About ruby/ext/my_extension/lib function

What is the right structure for a Ruby extension? I mean, not a RubyGem,
a Ruby extension like that openssl one that comes with Ruby source.

I’ve asked in the IRC channel and all that the people said was: “just
put it under ruby/ext”. But some extensions (openssl, for example) have
a structure like that:

ruby/ext/openssl/ lots of C files
ruby/ext/openssl/lib/openssl.rb
ruby/ext/openssl/lib/openssl/ some Ruby files

My question is: what are these Ruby files for?

I want to know because I want to compile Rubygame (a RubyGem) like if it
was a common Ruby extension in order to link it statically with an
embedded application and run it on my handheld. And on rubygame source
exists a lib dir with files that are needed by the rubygame.

Thank you for the help

Ravish Inverse wrote:

What is the right structure for a Ruby extension? I mean, not a RubyGem,
a Ruby extension like that openssl one that comes with Ruby source.

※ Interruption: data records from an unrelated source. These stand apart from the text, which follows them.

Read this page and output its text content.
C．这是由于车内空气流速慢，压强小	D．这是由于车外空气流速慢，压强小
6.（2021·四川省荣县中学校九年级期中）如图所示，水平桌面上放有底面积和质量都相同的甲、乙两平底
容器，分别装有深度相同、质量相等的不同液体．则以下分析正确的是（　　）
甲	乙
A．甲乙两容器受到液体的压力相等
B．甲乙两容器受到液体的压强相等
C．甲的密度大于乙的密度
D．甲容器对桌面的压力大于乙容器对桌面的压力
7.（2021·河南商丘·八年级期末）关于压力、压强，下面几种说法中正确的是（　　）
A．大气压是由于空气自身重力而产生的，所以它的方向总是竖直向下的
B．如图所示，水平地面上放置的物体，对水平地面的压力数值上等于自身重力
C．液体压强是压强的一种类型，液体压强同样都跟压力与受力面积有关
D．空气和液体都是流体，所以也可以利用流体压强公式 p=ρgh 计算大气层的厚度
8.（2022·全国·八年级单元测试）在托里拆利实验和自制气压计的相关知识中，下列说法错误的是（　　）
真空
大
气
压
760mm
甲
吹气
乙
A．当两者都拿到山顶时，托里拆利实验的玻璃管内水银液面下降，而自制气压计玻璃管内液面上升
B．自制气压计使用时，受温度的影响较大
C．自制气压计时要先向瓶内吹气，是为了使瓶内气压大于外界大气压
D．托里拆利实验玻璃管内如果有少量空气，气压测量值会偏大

I’ve asked in the IRC channel and all that the people said was: “just
put it under ruby/ext”. But some extensions (openssl, for example) have
a structure like that:

ruby/ext/openssl/ lots of C files
ruby/ext/openssl/lib/openssl.rb
ruby/ext/openssl/lib/openssl/ some Ruby files

My question is: what are these Ruby files for?

I want to know because I want to compile Rubygame (a RubyGem) like if it
was a common Ruby extension in order to link it statically with an
embedded application and run it on my handheld. And on rubygame source
exists a lib dir with files that are needed by the rubygame.

Thank you for the help

Those ruby files (the ones under the lib directory) are just like the
class / module definitions in any other gem; in this case, some of them
happen to be written in ruby (by convention these are put inside the lib
directory) and some in C (by convention, native extensions go in an ext
directory). When a gem gets installed and the native code compiled, the
end user treats them in the same way, regardless of what language
they’ve been written in.

If your native extension is heinously complicated you might want to
organise the files into sub folders in ext, and tweak your extconf.rb.